One person said cancel the tour and just go around and see some of the sights.  Which yeah, might save me some money. But I'll be alone in a foreign country I've never been to before.  And have to arrange lodging and transportation and pay to get into all the sights and still pay for food.  Not like Scotland is Mexico with the drug cartels and stuff right now, but still. 


PART 2

So, it's about a year later since I started this, and things aren't any better.  A month after I started this, both my mom and stepdad ended up in the hospital and it was a month of misery and worry.  One of their dogs passed away while being watched at another place, I said I couldn't handle 4 dogs at at a time and so didn't take their two in with my own, and so now I feel like it is my fault that one died.  My stepdad's cancer is back and treatment for that isn't great.  The chemo made him really sick. Since all the big craziness last April he's become dependent on things he probably really doesn't need, like adult diapers, and his memory is not great.  Since his mom died of Alzheimer's, and his memory had been starting to go before all of this, it wasn't completely unexpected, but it still sucks.

The one bright thing is that I did go ahead and take my tour and it was an experience of a lifetime.  One I'll never be able to do again.  

Student loans started back up.  I used most of my savings to go on my trip and now with credit cards and that payment every month, I'm under $500 in my savings, and barely making it by each month.  Where I was able to keep credit card debt going down, I'm now adding to it as it is the only way to make it some months.  Oh, and in May of last year, both of my dogs got sick.
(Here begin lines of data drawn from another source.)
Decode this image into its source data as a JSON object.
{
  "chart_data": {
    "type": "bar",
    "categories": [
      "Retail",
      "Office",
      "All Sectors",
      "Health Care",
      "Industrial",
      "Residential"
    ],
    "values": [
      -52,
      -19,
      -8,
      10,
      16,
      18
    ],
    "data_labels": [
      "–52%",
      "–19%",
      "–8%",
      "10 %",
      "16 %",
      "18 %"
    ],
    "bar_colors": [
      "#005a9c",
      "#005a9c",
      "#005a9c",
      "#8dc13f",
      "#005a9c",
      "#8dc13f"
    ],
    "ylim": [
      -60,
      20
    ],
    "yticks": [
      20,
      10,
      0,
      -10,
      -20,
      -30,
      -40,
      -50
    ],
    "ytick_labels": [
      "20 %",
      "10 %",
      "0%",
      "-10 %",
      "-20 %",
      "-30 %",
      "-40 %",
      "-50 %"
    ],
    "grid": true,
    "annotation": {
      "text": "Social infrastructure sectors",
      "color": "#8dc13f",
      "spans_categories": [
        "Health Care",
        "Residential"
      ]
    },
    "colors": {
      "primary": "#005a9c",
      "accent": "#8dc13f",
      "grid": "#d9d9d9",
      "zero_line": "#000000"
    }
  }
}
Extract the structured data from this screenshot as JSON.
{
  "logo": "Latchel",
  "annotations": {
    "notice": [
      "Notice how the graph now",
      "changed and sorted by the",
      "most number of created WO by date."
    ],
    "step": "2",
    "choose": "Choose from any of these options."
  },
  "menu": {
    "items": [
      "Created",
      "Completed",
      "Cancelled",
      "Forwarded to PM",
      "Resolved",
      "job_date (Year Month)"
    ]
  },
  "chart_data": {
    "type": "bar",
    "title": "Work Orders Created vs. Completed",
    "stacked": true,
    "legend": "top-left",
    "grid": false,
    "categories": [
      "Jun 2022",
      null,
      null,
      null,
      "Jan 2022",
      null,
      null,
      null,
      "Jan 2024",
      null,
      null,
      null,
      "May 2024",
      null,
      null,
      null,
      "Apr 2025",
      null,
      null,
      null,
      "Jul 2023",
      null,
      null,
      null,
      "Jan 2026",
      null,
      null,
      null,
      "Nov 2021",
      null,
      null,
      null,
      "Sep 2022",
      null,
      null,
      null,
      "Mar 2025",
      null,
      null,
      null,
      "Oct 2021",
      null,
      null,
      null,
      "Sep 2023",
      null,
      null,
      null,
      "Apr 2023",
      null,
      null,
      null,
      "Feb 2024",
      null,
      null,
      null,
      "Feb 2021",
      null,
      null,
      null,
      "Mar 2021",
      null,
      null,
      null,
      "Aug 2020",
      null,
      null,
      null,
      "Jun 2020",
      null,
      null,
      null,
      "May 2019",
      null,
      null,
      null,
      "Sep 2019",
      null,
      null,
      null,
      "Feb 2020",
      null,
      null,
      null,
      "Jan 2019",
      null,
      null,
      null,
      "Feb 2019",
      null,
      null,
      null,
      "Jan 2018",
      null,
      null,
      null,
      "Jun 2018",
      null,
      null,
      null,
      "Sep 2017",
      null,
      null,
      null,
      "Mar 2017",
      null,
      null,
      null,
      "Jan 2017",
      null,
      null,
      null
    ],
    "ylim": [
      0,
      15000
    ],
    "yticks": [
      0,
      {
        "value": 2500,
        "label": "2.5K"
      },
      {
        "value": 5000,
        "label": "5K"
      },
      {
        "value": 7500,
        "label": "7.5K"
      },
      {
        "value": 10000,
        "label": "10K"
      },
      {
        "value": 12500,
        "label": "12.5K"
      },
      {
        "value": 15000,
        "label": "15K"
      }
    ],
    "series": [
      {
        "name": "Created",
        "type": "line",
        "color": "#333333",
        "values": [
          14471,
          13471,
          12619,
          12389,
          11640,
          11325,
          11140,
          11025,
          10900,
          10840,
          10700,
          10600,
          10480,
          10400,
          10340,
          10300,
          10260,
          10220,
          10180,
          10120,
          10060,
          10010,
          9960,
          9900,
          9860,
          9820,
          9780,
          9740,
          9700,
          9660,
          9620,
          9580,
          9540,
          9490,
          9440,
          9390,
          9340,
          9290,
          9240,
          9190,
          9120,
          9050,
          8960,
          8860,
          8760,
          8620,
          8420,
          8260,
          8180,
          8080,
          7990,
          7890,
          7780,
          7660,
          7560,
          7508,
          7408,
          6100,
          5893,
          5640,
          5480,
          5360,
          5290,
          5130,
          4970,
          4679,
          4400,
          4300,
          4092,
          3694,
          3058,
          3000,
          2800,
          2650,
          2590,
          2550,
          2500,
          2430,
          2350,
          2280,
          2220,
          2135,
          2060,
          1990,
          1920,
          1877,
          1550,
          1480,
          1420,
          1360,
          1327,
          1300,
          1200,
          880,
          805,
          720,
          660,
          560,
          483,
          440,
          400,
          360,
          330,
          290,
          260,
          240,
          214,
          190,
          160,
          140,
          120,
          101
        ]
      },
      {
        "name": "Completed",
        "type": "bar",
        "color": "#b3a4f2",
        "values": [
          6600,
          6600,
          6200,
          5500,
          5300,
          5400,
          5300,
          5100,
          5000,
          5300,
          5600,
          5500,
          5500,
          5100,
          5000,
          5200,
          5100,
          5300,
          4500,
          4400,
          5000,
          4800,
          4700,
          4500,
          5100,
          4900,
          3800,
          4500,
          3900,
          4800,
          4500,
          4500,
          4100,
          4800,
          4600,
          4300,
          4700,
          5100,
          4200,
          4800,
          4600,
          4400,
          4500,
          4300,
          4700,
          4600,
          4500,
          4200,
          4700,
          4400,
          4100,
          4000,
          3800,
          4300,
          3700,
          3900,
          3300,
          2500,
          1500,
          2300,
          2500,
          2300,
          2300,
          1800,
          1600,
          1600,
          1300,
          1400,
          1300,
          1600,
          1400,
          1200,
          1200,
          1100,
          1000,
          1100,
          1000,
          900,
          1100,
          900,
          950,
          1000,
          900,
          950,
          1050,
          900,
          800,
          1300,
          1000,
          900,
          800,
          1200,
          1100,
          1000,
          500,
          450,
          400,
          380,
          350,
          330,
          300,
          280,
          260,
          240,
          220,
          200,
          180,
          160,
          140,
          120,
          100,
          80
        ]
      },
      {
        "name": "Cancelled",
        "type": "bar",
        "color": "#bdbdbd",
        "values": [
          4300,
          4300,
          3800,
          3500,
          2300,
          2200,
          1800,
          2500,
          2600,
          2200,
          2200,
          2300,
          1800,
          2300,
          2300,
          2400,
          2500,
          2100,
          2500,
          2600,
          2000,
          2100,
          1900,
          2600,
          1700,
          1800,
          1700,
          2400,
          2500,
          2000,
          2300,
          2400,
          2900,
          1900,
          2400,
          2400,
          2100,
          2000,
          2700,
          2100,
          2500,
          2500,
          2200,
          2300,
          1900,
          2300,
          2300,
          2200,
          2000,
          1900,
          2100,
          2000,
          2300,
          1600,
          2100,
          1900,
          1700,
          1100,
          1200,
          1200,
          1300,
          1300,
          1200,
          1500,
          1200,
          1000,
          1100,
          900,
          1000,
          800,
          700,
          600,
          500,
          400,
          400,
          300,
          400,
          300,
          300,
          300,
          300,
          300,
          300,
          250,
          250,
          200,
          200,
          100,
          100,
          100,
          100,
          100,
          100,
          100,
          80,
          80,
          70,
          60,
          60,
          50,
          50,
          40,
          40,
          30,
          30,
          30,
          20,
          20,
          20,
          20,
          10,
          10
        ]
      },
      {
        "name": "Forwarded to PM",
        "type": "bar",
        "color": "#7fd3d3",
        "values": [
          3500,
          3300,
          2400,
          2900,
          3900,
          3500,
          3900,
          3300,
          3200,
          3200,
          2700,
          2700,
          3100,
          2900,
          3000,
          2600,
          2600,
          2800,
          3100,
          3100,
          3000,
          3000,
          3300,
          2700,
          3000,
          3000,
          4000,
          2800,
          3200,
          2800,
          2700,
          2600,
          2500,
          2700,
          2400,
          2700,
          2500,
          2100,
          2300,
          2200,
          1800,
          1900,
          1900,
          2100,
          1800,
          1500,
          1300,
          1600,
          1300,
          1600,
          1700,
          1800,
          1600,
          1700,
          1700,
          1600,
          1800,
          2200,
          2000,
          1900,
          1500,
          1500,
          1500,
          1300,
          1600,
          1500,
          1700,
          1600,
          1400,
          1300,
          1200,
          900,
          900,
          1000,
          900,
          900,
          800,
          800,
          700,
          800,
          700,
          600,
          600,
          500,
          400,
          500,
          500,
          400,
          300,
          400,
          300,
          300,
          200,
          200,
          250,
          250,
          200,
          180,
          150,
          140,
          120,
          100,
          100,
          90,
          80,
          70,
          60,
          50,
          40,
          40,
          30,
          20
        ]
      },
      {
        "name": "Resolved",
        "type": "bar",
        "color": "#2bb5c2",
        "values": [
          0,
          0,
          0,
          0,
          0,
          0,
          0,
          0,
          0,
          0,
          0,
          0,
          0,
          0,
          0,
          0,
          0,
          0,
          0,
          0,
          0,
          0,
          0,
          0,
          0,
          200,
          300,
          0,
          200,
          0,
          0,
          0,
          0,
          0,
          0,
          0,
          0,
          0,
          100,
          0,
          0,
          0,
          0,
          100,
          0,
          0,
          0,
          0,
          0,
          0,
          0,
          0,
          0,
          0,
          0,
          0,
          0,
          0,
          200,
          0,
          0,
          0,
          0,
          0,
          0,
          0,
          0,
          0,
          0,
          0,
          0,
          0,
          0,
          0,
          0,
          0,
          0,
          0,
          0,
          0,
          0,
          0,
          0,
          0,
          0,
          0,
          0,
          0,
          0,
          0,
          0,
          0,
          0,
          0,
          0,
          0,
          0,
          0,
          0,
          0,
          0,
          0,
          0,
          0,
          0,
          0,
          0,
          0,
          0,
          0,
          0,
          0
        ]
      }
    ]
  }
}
And I was scared and went to the vet, who did nothing really, and I used my Care Credit card for them, and now that is over $1000 because of the ridiculous vet costs when the didn't really do anything for them.  So now I don't have that to use if they were to get sick and need something, and I'm probably being overly avoiding going to the vet whenever I am worried about them.  

My job, wow, I don't even know how to say how much more horrible it is and how miserable I am.  Between my library being turned into a detention center half the time now, my clerk once again being gone for months -although at least this time they let me get a sub for her, and learning that the people I work with are snitches and showing my personal Facebook posts where I complained to my bosses, I just hate my job.  I  keep trying to leave, but as usual I just suck and no one wants to hire me.  

I guess I'm getting a pretty good raise next year, all the people in our district are. But with my finances right now it will be too little too late I feel.  I tried to refinance my house because the house values seem to be up so high and I had hoped to use the cash to pay off my credit cards or most of them and then the payment would be smaller than all the cards separately, plus tax deductible interest.  But the appraisor found my house too low to get any money that I needed.  My house payment went up because of taxes and insurance.  My car insurance keeps going up even though I don't have any accidents or speeding tickets, etc.  I keep ending up having to pay income taxes every year even though I have them take as much out as they can.  

I'm so tired.  I'm not suicidal. But I recently read in a book that I don't want to go on, I don't want to live, and I'm not the only one who feels that way, but again, I'm not suicidal, I have no desire to do anything like that.  I just want to be done.